Seperti yang disampaikan Aliansi Masyarakat Adat Hulu Ongkag. Aspirasi penolakan tambang emas itu, disampaikan langsung Ketua Aliansi Adat Hulu Ongkag, Zakaria Kobandaha yang didampingi Sekretaris Sumitro Amparodo, kepada sejumlah wartawan, Sabtu, 27 Maret 2021.
“ Saya selaku ketua aliansi adat hulu ongkag mewakili masyarakat desa dengan tegas menolah kehadiran kedua perusahaan tersebut untuk melakukan pertambangan di wilayah kami, dan kami akan lawan dengan cara apapun,” Tandasnya.

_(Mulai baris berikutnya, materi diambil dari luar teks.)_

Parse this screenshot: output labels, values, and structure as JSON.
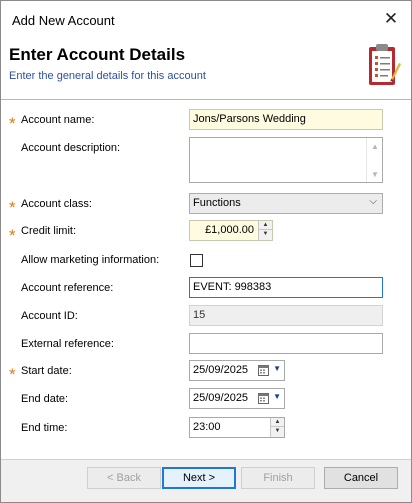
{
  "window": {
    "title": "Add New Account",
    "close_glyph": "✕"
  },
  "header": {
    "title": "Enter Account Details",
    "subtitle": "Enter the general details for this account",
    "icon": "clipboard-checklist-icon"
  },
  "form": {
    "required_marker": "*",
    "account_name": {
      "label": "Account name:",
      "value": "Jons/Parsons Wedding",
      "required": true
    },
    "account_description": {
      "label": "Account description:",
      "value": ""
    },
    "account_class": {
      "label": "Account class:",
      "value": "Functions",
      "required": true
    },
    "credit_limit": {
      "label": "Credit limit:",
      "value": "£1,000.00",
      "required": true
    },
    "allow_marketing": {
      "label": "Allow marketing information:",
      "checked": false
    },
    "account_reference": {
      "label": "Account reference:",
      "value": "EVENT: 998383"
    },
    "account_id": {
      "label": "Account ID:",
      "value": "15"
    },
    "external_reference": {
      "label": "External reference:",
      "value": ""
    },
    "start_date": {
      "label": "Start date:",
      "value": "25/09/2025",
      "required": true
    },
    "end_date": {
      "label": "End date:",
      "value": "25/09/2025"
    },
    "end_time": {
      "label": "End time:",
      "value": "23:00"
    }
  },
  "buttons": {
    "back": "< Back",
    "next": "Next >",
    "finish": "Finish",
    "cancel": "Cancel"
  },
  "colors": {
    "required_asterisk": "#e07a1a",
    "subtitle_text": "#2e4fa3",
    "focus_border": "#1e78d4",
    "highlight_field": "#fffbe0"
  }
}
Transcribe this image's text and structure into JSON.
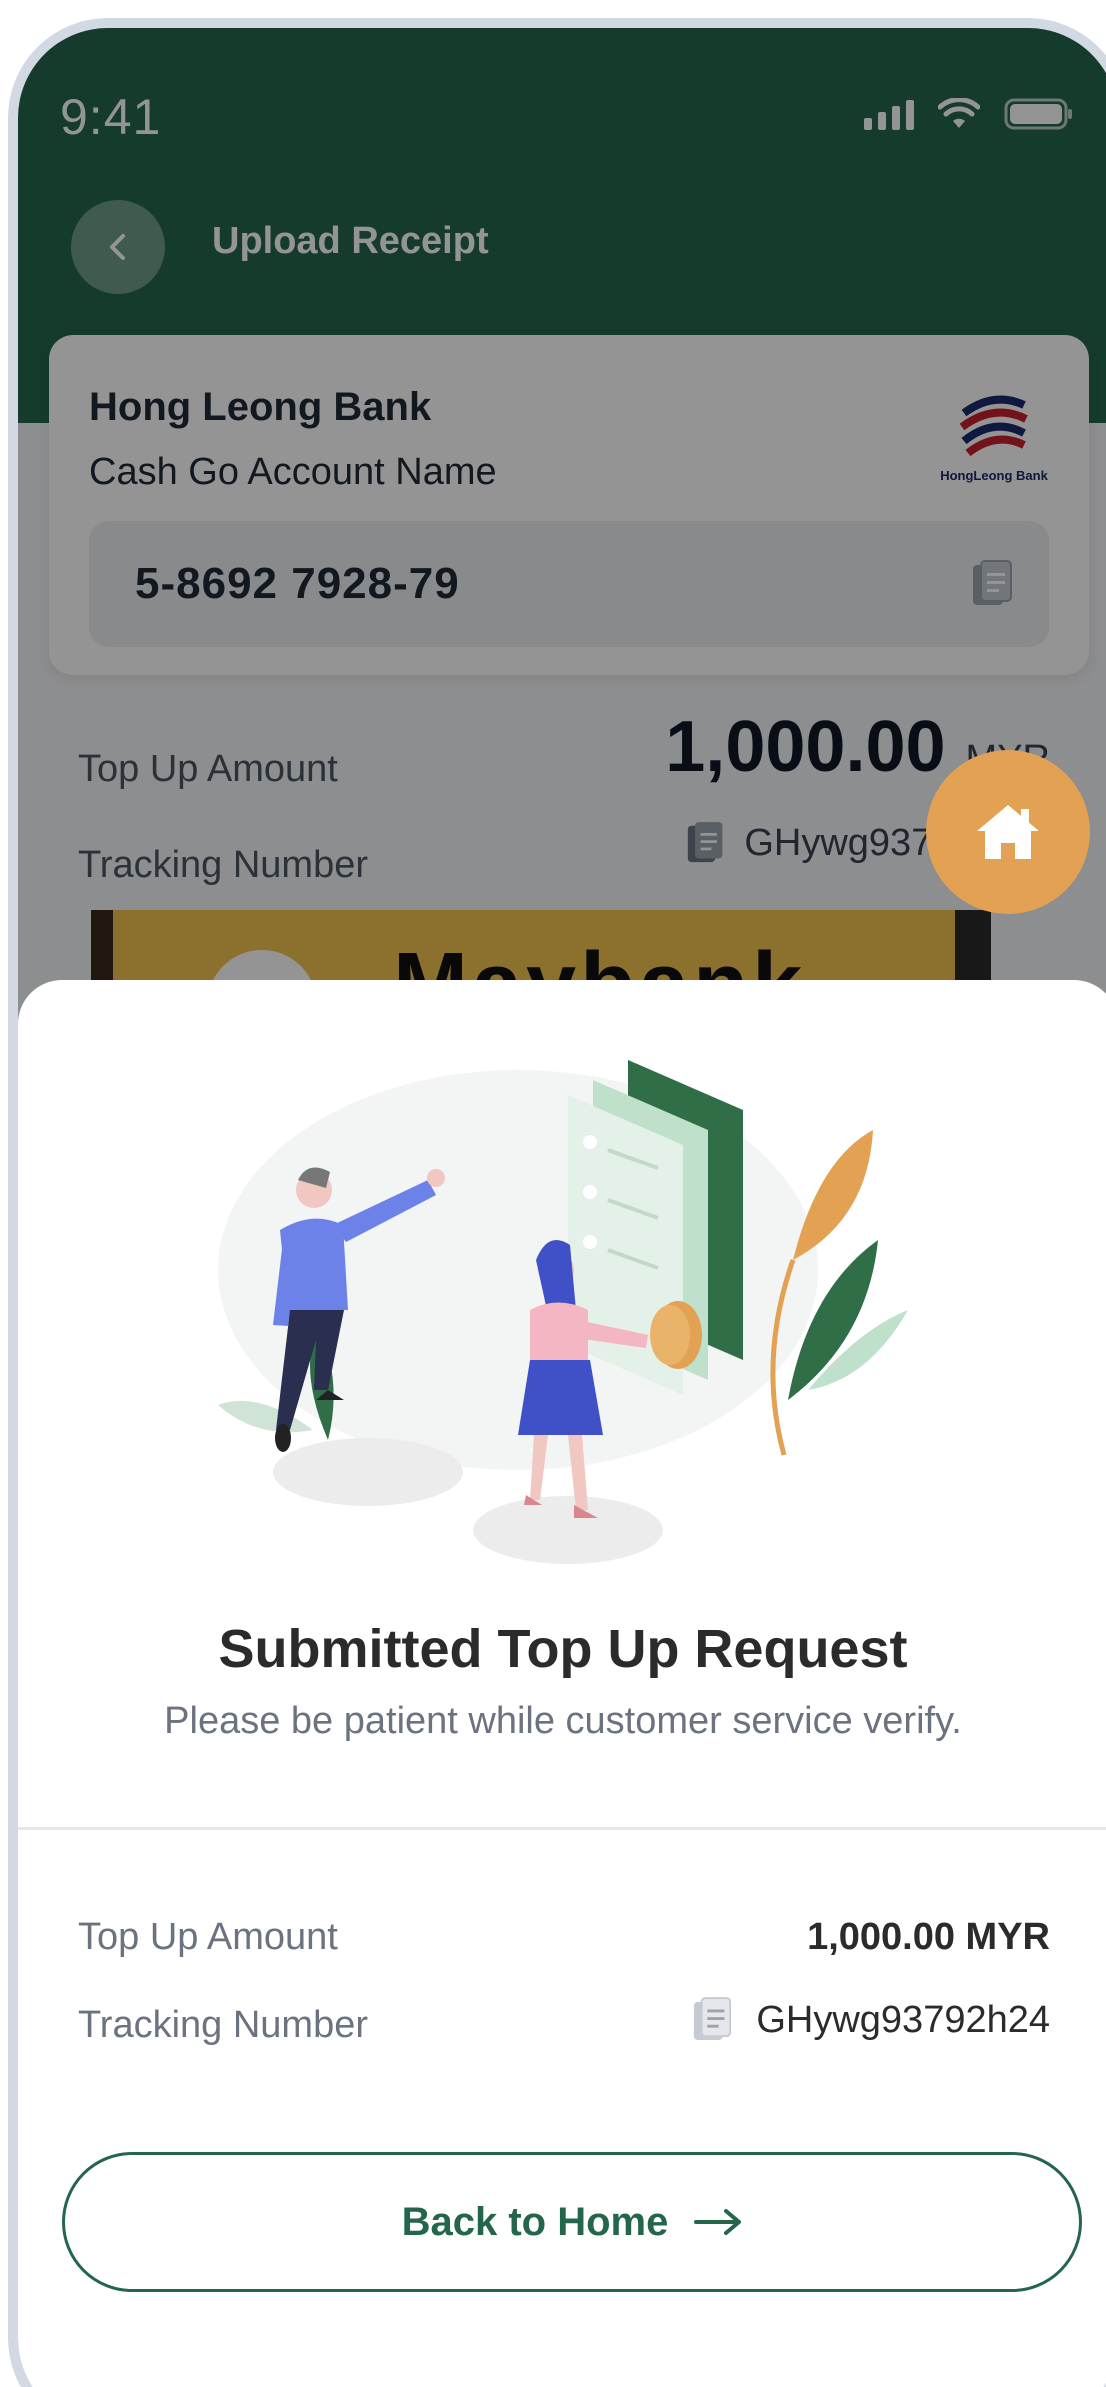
{
  "status_bar": {
    "time": "9:41"
  },
  "header": {
    "title": "Upload Receipt"
  },
  "bank_card": {
    "bank_name": "Hong Leong Bank",
    "account_name": "Cash Go Account Name",
    "account_number": "5-8692 7928-79",
    "logo_text": "HongLeong Bank"
  },
  "background_summary": {
    "amount_label": "Top Up Amount",
    "amount_value": "1,000.00",
    "amount_currency": "MYR",
    "tracking_label": "Tracking Number",
    "tracking_value": "GHywg93792h24"
  },
  "receipt_preview": {
    "text": "Maybank"
  },
  "sheet": {
    "title": "Submitted Top Up Request",
    "subtitle": "Please be patient while customer service verify.",
    "amount_label": "Top Up Amount",
    "amount_value": "1,000.00 MYR",
    "tracking_label": "Tracking Number",
    "tracking_value": "GHywg93792h24",
    "button_label": "Back to Home"
  },
  "colors": {
    "brand_green": "#24664a",
    "accent_orange": "#e2a153"
  },
  "icons": {
    "back": "chevron-left-icon",
    "copy": "copy-icon",
    "home": "home-icon",
    "arrow": "arrow-right-icon"
  }
}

Zakaria menegaskan, penolakan itu dilakukan mengingat lokasi yang akan dijadikan pertambangan emas oleh kedua perusahaan itu, adalah tambang masyarakat adat Desa Tanoyan Bersatu yang telah dikelola secara turun temurun sejak tahun 1987, dan telah menjadi sumber penghasilan utama masyarakat setempat.
“Lokasi tambang itu berada di wilayah adat desa tanoyan bersatu sudah menjadi milik masyarakat adat sejak tahun 1987, dan telah menjadi sumber penghasilan utama masyarakat adat untuk meningkatkan pertumbuhan ekonomi di wilayah tanah adat,” Tandas Zakaria.
Diketahui, Aliansi Masyarakat Adat Hulu Ongkag merupakan bagian dari Aliansi Masyarakat Adat Nusantara (AMAN), yang dibentuk di Desa Tanoyan bersatu, Kecamatan Lolayan Provinsi Sulawesi Utara.
Aliansi masyarakat adat ini, sudah sejak awal telah bersepakat dan berkomitmen untuk menolak segala bentuk perusahaan yang akan masuk untuk lakukan pengelolaan pertambangan emas di wilayah tersebut.
Sekertaris Komunitas Adat Hulu Ongkag, Sumitro Amparodo menambahkan, kedua perusahaan yang bakal masuk mengelola wilayah pertambangan emas Desa Tanoyan Utara dan Desa Tanoyan Selatan itu, bakal mengelolah pertambangan emas seluas 1.300 hektar.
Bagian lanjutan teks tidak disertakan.